Xored developed several open-source CK extensions since 2016 including DNN engine optimization front-end and the Android app to crowdsource DNN benchmarking.


University of Cambridge colleagues use Collective Knowledge framework to develop sustainable software, accelerate research, automate experimentation and reuse artifacts. For example, portable and reproducible experimental workflow from the "Software Prefetching for Indirect Memory Accesses" article by Sam Ainsworth and Timothy M. Jones received a distinguished artifact award at CGO'17.


dividiti is an engineering company created by Grigori Fursin and Anton Lokhmotov to provide professional services based on the CK framework and help hardware vendors submit MLPerf™ benchmark results.

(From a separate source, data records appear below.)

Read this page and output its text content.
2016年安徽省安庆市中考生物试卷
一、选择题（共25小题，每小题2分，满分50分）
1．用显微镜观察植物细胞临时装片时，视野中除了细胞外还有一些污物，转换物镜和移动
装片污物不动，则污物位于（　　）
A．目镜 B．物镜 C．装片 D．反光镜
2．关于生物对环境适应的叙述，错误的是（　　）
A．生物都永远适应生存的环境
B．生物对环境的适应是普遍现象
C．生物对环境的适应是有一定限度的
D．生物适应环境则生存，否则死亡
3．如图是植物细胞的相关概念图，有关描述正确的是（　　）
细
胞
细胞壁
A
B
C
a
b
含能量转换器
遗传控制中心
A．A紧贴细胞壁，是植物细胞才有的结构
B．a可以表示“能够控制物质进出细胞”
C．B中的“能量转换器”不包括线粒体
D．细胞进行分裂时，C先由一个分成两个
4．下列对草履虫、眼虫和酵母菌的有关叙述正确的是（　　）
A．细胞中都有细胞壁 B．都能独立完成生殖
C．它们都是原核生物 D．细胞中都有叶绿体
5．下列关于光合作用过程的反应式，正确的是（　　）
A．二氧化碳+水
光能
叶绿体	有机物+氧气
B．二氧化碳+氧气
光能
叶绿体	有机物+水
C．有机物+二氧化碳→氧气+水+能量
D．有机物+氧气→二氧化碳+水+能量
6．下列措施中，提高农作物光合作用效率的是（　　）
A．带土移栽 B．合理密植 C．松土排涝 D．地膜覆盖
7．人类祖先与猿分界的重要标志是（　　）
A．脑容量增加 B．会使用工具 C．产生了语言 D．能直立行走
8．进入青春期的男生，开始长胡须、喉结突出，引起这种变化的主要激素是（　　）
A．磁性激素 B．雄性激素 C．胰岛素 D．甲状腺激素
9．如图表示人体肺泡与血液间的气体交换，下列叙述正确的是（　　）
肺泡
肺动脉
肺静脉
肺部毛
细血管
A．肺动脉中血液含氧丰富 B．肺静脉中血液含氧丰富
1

KRAI is an engineering company that develops open-source CK workflows to automate MLPerf™ submissions and provides optimization services to co-design efficient SW/HW stacks for robotics.


Alastair Donaldson's group uses CK to automate and crowdsource detection of compiler bugs (crowd-fuzzing of traditional, OpenCL and OpenGL compilers). TETRACOM project "CLmith in Collective Knowledge" won HiPEAC technology transfer award in 2016.


The cTuning foundation is a non-profit R&D organization led by Grigori Fursin. It coordinates and sponsors all CK developments and reproducibility initiatives such as Artifact Evaluation!